Na fase humana da evolução do mundo animal, um elemento notável acrescentou-se aos mecanismos da atividade nervosa. No animal, a realidade é sinalizada, quase que exclusivamente, por excitações e por seus vestígios nos grandes hemisférios... É o que em nós, corresponde às impressões... É o primeiro sistema de sinalização da realidade, sistema que é comum a nós e aos animais. Mas a linguagem constitue nosso segundo sistema de sinalização da realidade, especialmente nossa... A linguagem é que fez de nós o que somos, homens, fato que é preciso discutir aqui. (p.91)

           
(4) Uniformizar a tradução do título do artigo. Note-se que em inglês o título recebe diferente redação. Observe os termos sublinhados adiante: .Vigotski contra James-Lange: crítica para uma teoria histórico-cultural das emoções com Vigotski against [the] James-Lange [theory]: criticism for a historical-cultural perspective [theory of emotions] e com Vigotski contre James-Lange: critique pour une théorie historique-culturel des émotions.

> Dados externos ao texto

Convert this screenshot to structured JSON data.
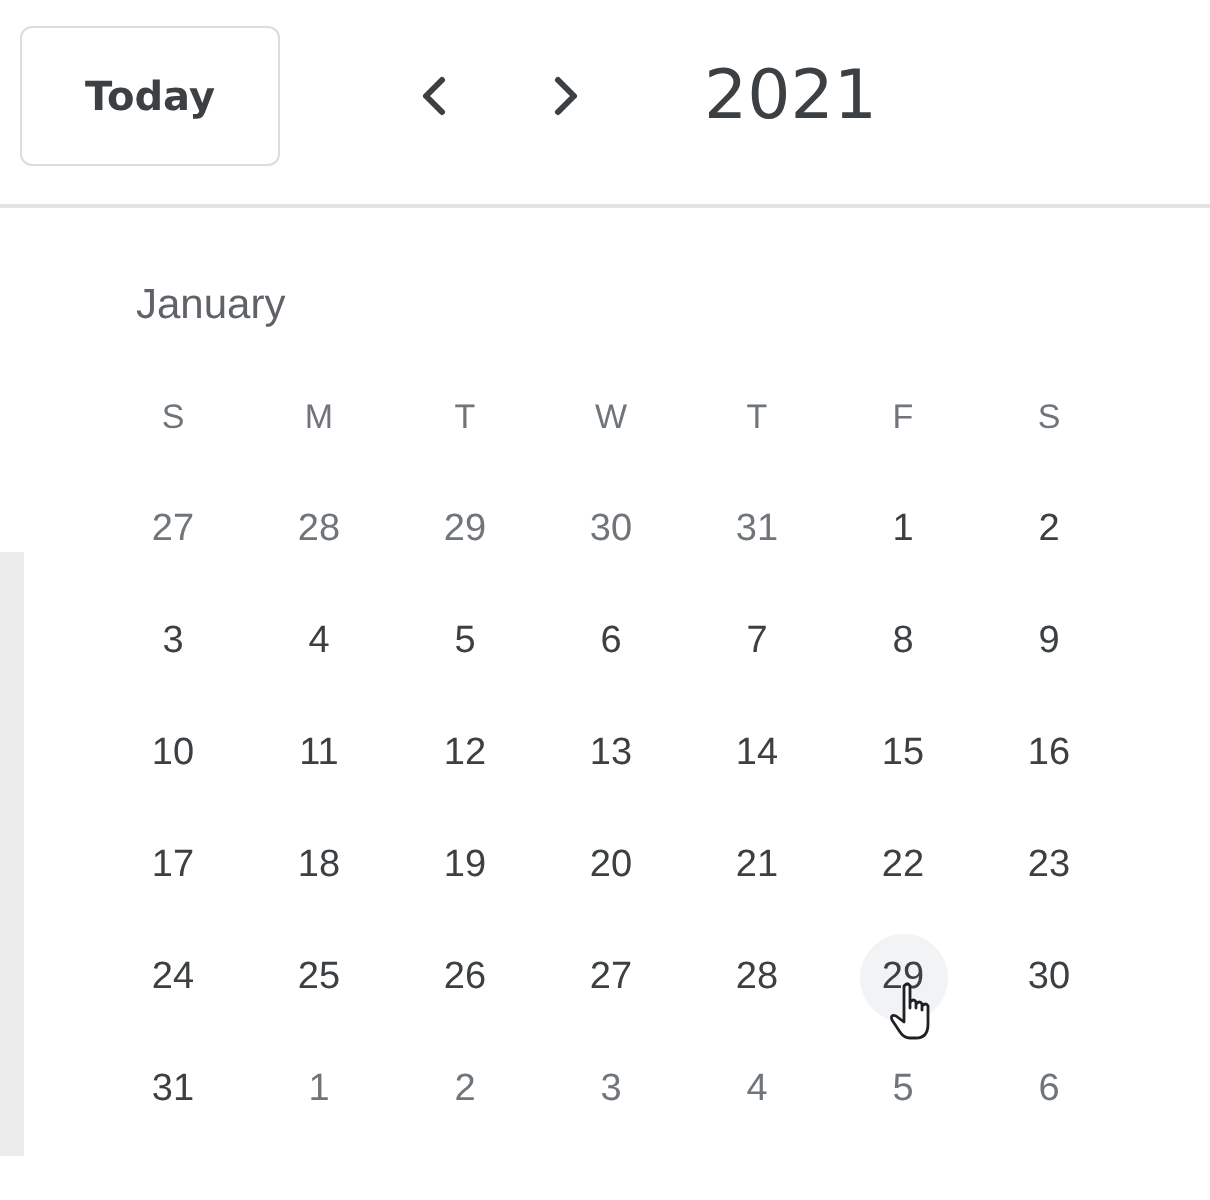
{
  "header": {
    "today_button": "Today",
    "year": "2021"
  },
  "month": {
    "title": "January",
    "weekdays": [
      "S",
      "M",
      "T",
      "W",
      "T",
      "F",
      "S"
    ],
    "weeks": [
      [
        {
          "label": "27",
          "muted": true,
          "hovered": false
        },
        {
          "label": "28",
          "muted": true,
          "hovered": false
        },
        {
          "label": "29",
          "muted": true,
          "hovered": false
        },
        {
          "label": "30",
          "muted": true,
          "hovered": false
        },
        {
          "label": "31",
          "muted": true,
          "hovered": false
        },
        {
          "label": "1",
          "muted": false,
          "hovered": false
        },
        {
          "label": "2",
          "muted": false,
          "hovered": false
        }
      ],
      [
        {
          "label": "3",
          "muted": false,
          "hovered": false
        },
        {
          "label": "4",
          "muted": false,
          "hovered": false
        },
        {
          "label": "5",
          "muted": false,
          "hovered": false
        },
        {
          "label": "6",
          "muted": false,
          "hovered": false
        },
        {
          "label": "7",
          "muted": false,
          "hovered": false
        },
        {
          "label": "8",
          "muted": false,
          "hovered": false
        },
        {
          "label": "9",
          "muted": false,
          "hovered": false
        }
      ],
      [
        {
          "label": "10",
          "muted": false,
          "hovered": false
        },
        {
          "label": "11",
          "muted": false,
          "hovered": false
        },
        {
          "label": "12",
          "muted": false,
          "hovered": false
        },
        {
          "label": "13",
          "muted": false,
          "hovered": false
        },
        {
          "label": "14",
          "muted": false,
          "hovered": false
        },
        {
          "label": "15",
          "muted": false,
          "hovered": false
        },
        {
          "label": "16",
          "muted": false,
          "hovered": false
        }
      ],
      [
        {
          "label": "17",
          "muted": false,
          "hovered": false
        },
        {
          "label": "18",
          "muted": false,
          "hovered": false
        },
        {
          "label": "19",
          "muted": false,
          "hovered": false
        },
        {
          "label": "20",
          "muted": false,
          "hovered": false
        },
        {
          "label": "21",
          "muted": false,
          "hovered": false
        },
        {
          "label": "22",
          "muted": false,
          "hovered": false
        },
        {
          "label": "23",
          "muted": false,
          "hovered": false
        }
      ],
      [
        {
          "label": "24",
          "muted": false,
          "hovered": false
        },
        {
          "label": "25",
          "muted": false,
          "hovered": false
        },
        {
          "label": "26",
          "muted": false,
          "hovered": false
        },
        {
          "label": "27",
          "muted": false,
          "hovered": false
        },
        {
          "label": "28",
          "muted": false,
          "hovered": false
        },
        {
          "label": "29",
          "muted": false,
          "hovered": true
        },
        {
          "label": "30",
          "muted": false,
          "hovered": false
        }
      ],
      [
        {
          "label": "31",
          "muted": false,
          "hovered": false
        },
        {
          "label": "1",
          "muted": true,
          "hovered": false
        },
        {
          "label": "2",
          "muted": true,
          "hovered": false
        },
        {
          "label": "3",
          "muted": true,
          "hovered": false
        },
        {
          "label": "4",
          "muted": true,
          "hovered": false
        },
        {
          "label": "5",
          "muted": true,
          "hovered": false
        },
        {
          "label": "6",
          "muted": true,
          "hovered": false
        }
      ]
    ]
  }
}
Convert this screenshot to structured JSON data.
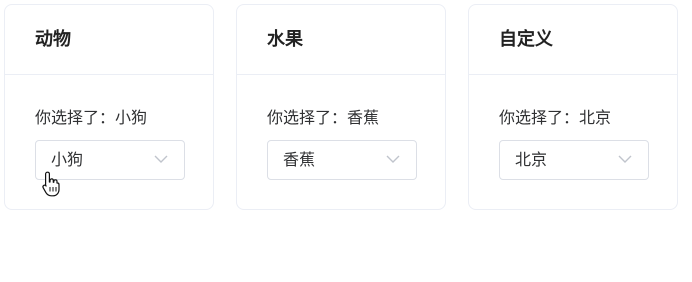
{
  "cards": [
    {
      "title": "动物",
      "result_prefix": "你选择了：",
      "selected_value": "小狗",
      "select_display": "小狗"
    },
    {
      "title": "水果",
      "result_prefix": "你选择了：",
      "selected_value": "香蕉",
      "select_display": "香蕉"
    },
    {
      "title": "自定义",
      "result_prefix": "你选择了：",
      "selected_value": "北京",
      "select_display": "北京"
    }
  ],
  "icons": {
    "dropdown": "chevron-down-icon",
    "pointer": "hand-pointer-cursor"
  },
  "colors": {
    "border": "#ebeef5",
    "select_border": "#dcdfe6",
    "text": "#303133",
    "chevron": "#c0c4cc"
  }
}
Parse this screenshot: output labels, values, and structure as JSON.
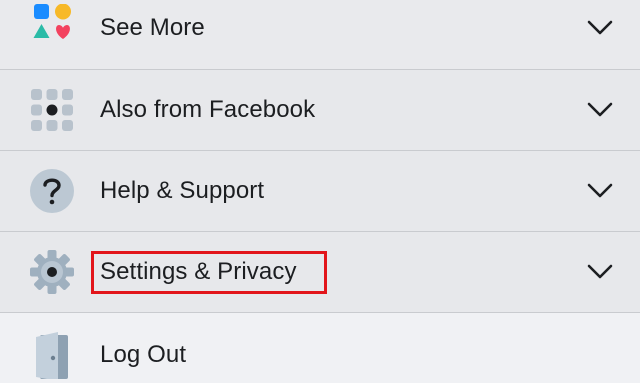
{
  "menu": {
    "items": [
      {
        "label": "See More",
        "icon": "shapes-icon",
        "expandable": true
      },
      {
        "label": "Also from Facebook",
        "icon": "app-grid-icon",
        "expandable": true
      },
      {
        "label": "Help & Support",
        "icon": "question-mark-icon",
        "expandable": true
      },
      {
        "label": "Settings & Privacy",
        "icon": "gear-icon",
        "expandable": true,
        "highlighted": true
      },
      {
        "label": "Log Out",
        "icon": "door-icon",
        "expandable": false
      }
    ]
  },
  "colors": {
    "background": "#f0f1f4",
    "row": "#e7e8eb",
    "text": "#1c1e21",
    "highlight_border": "#e2151b"
  }
}
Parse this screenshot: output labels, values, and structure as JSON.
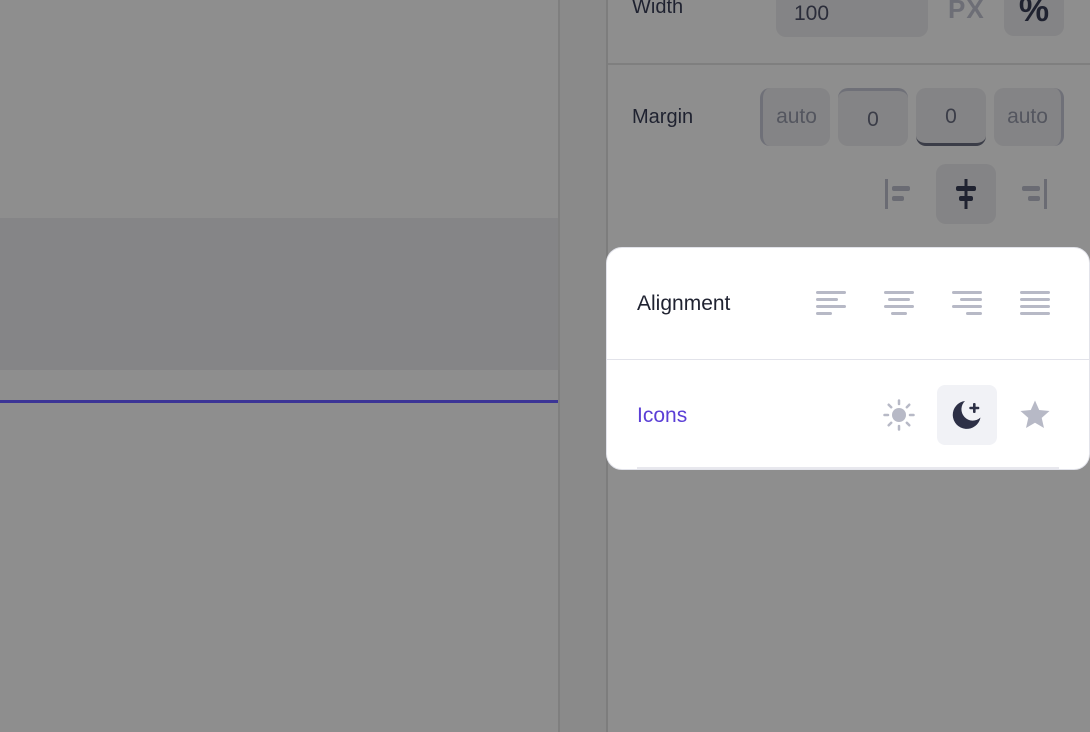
{
  "inspector": {
    "width": {
      "label": "Width",
      "value": "100",
      "unit_px": "PX",
      "unit_pct": "%"
    },
    "margin": {
      "label": "Margin",
      "left": "auto",
      "top": "0",
      "bottom": "0",
      "right": "auto"
    },
    "block_alignment": {
      "options": [
        "align-left-icon",
        "align-center-icon",
        "align-right-icon"
      ],
      "selected": "align-center-icon"
    }
  },
  "popup": {
    "alignment": {
      "label": "Alignment",
      "options": [
        "text-align-left-icon",
        "text-align-center-icon",
        "text-align-right-icon",
        "text-align-justify-icon"
      ]
    },
    "icons": {
      "label": "Icons",
      "options": [
        "sun-icon",
        "moon-plus-icon",
        "star-icon"
      ],
      "selected": "moon-plus-icon"
    }
  },
  "colors": {
    "accent": "#5b3fd6",
    "canvas_line": "#3c3596",
    "icon_muted": "#b7b9c6",
    "icon_active": "#2d3046"
  }
}
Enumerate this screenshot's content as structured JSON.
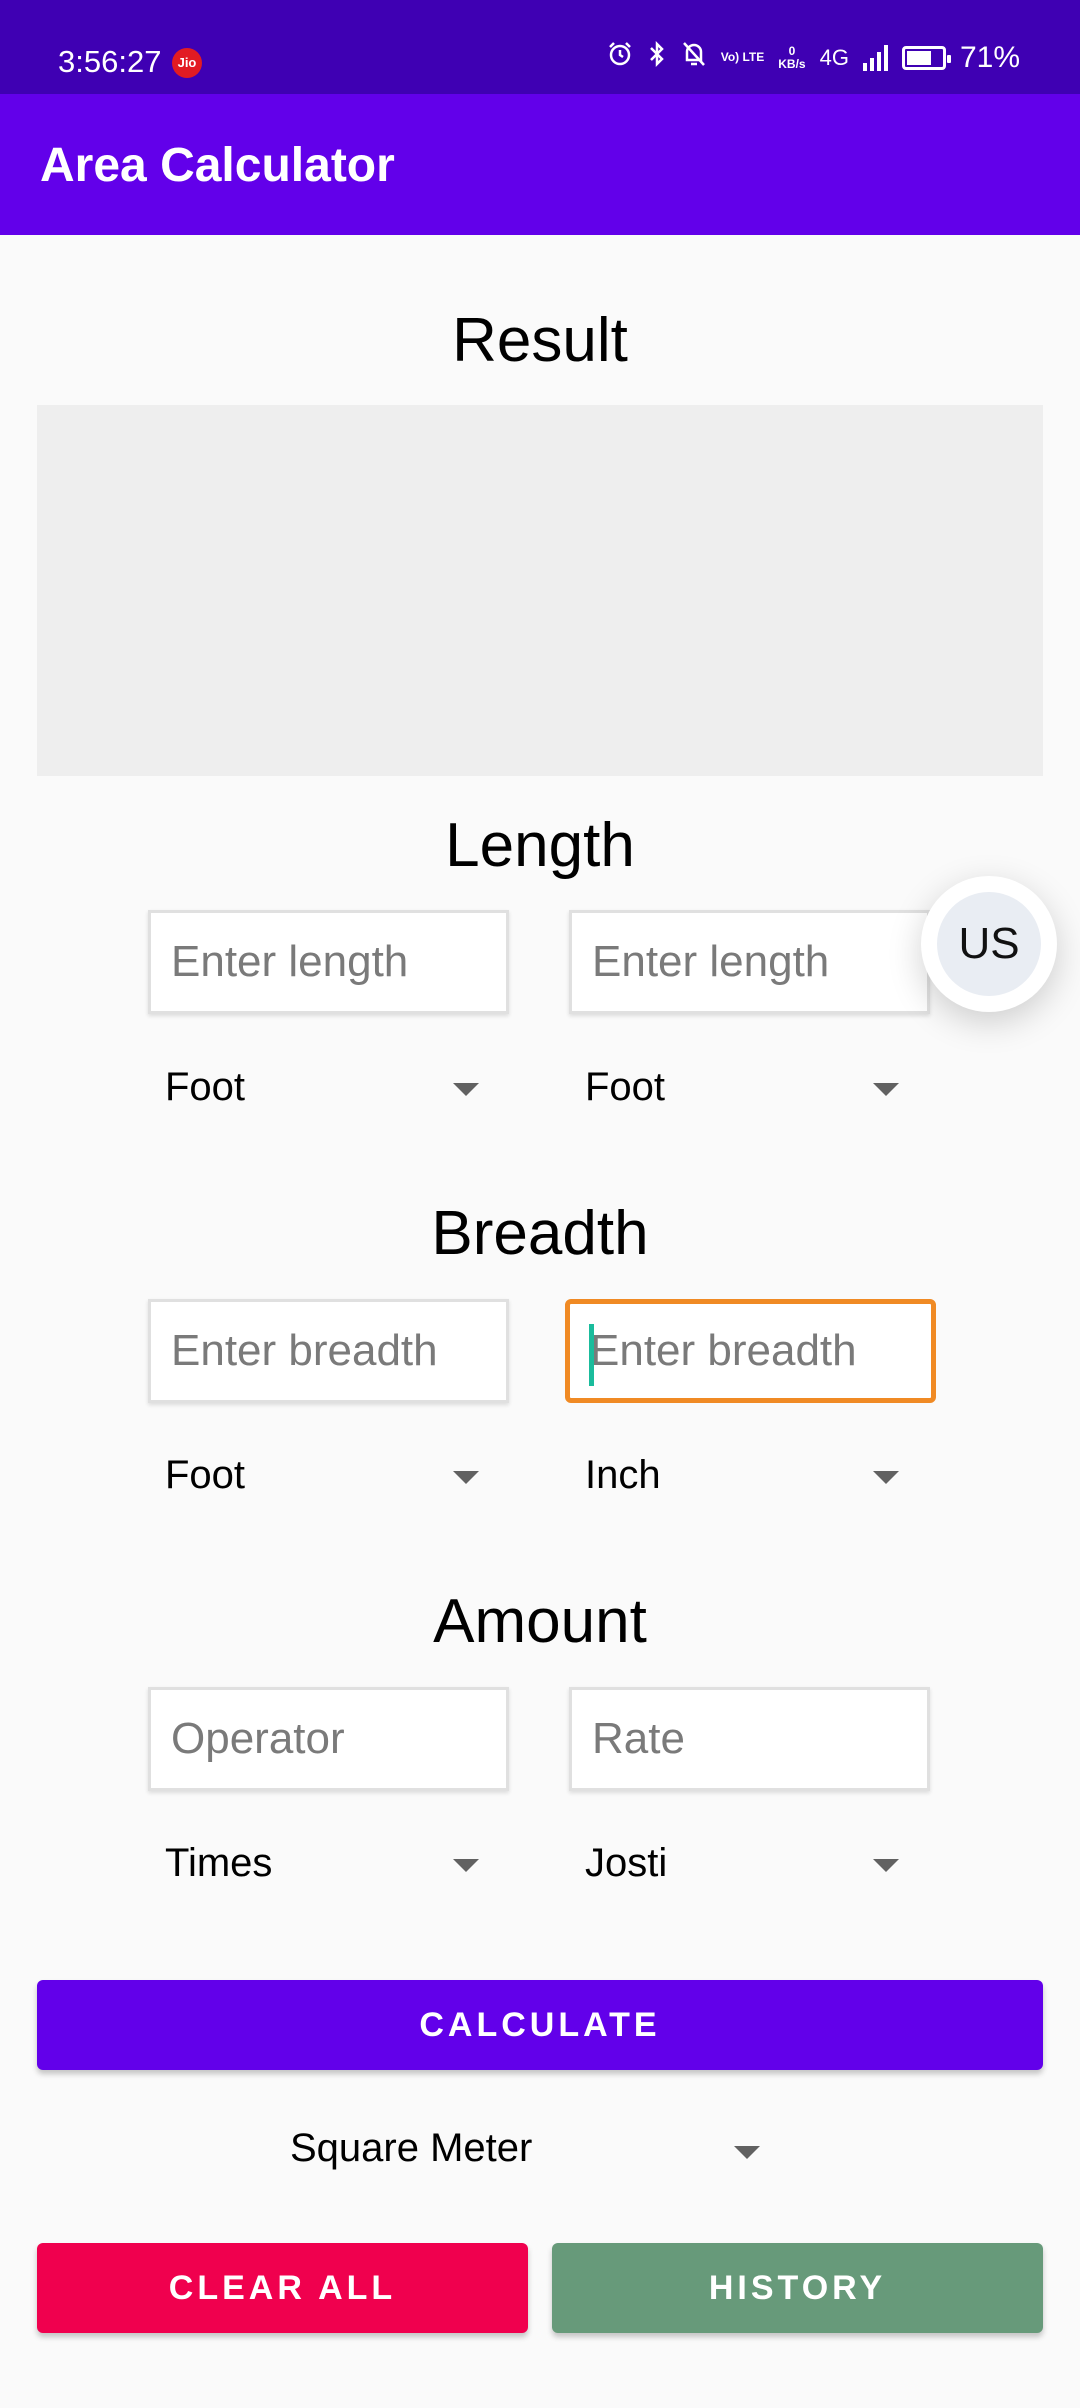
{
  "status_bar": {
    "time": "3:56:27",
    "carrier_badge": "Jio",
    "volte_label": "Vo) LTE",
    "data_speed_value": "0",
    "data_speed_unit": "KB/s",
    "network": "4G",
    "battery_percent": "71%",
    "battery_level": 0.71,
    "icons": [
      "alarm-icon",
      "bluetooth-icon",
      "mute-icon",
      "volte-icon",
      "data-speed",
      "network-4g",
      "signal-icon",
      "battery-icon"
    ]
  },
  "app_bar": {
    "title": "Area Calculator"
  },
  "result": {
    "heading": "Result",
    "value": ""
  },
  "length": {
    "heading": "Length",
    "input1_placeholder": "Enter length",
    "input2_placeholder": "Enter length",
    "unit1": "Foot",
    "unit2": "Foot"
  },
  "breadth": {
    "heading": "Breadth",
    "input1_placeholder": "Enter breadth",
    "input2_placeholder": "Enter breadth",
    "unit1": "Foot",
    "unit2": "Inch"
  },
  "amount": {
    "heading": "Amount",
    "operator_placeholder": "Operator",
    "rate_placeholder": "Rate",
    "operator_unit": "Times",
    "rate_unit": "Josti"
  },
  "fab": {
    "label": "US"
  },
  "actions": {
    "calculate_label": "CALCULATE",
    "result_unit": "Square Meter",
    "clear_label": "CLEAR ALL",
    "history_label": "HISTORY"
  },
  "colors": {
    "status_bar": "#3f00b3",
    "primary": "#6200ea",
    "clear_button": "#f0004e",
    "history_button": "#679a7a",
    "focus_border": "#f08a24",
    "cursor": "#1abc9c"
  }
}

[1] VYGOTSKY, L. S. (1996) Pensamento e linguagem. São Paulo: Martins Fontes.

Um comentário:

  1. Decidi compartilhar com os seguidores de OBSERVE o parecer do Conselho Editorial de Urdimento como ilustração de um modelo de avaliação “estático” ou não dialético (modernista) redigido com a lógica excludente e “paralisante” de uma pedagogia que subestima as possiblilidades de rápida transformação da produção escrita com o advento dos recursos disponíveis pela tecnologias da informação e comunicação na contemporaneidade, como é o caso, por exemplo, dos editores digitais de texto: um simples toque no teclado e deletam-se ou substituem-se caracteres, alteram-se parágrafos, modificam-se a pontuação, o formato e o tamanho de letras, inserem-se ilustrações etc etc

    O que é trágico neste episódio – se deixarmos de lado o risível desta situação da pedagogia ainda hoje – é a crença que sustenta a doxa da impossibilidade de mudança, crescimento ou desenvolvimento colaborado (ZDP) a partir de uma visão não prospectiva do desempenho das pessoas. Este tipo de postura “medicalizante” e estigmatizadora dos responsáveis pela educação torna-se inadequada para a prática de uma pedagogia na contemporaneidade que “devora” o uso das tecnologias da informação e comunicação.

    É lamentável constar que este tipo de entendimento “míope” e estigmatizador seja tolerado e ratificado pelo “senso comum” - que confere e legitima semblantes do que se entende por aconselhamento editorial em tempos de amplo uso dos programas editores digitais de texto.

    O episódio pode ser útil para problematizar as implicações pedagógicas do uso das tecnologias da informação e comunicação. O uso das TIC solicita outro tipo de modelo avaliativo: o paradigma processual ou “dialético.”

    Uma discussão aprofundada dos aspectos “reveladores” da dimensão político-ideológica das práticas avaliativas com o uso das TIC faz-se necessária. Neste sentido as artes cênicas e sua natureza apresentativa (ao vivo) ou performática (capacidade de atualização permanente) podem ser de grande utilidade.

    O orgulho e o poder estético do Teatro reside em sua natureza improvisacional (capacidade de “vir a ser”) para além das formas de expressão artísticas apresentativas invariantes, cristalizadoras ou “congelantes” do fluxo vital. Pode-se dizer que é isso que leva o Teatro a sobrepujar o Cinema.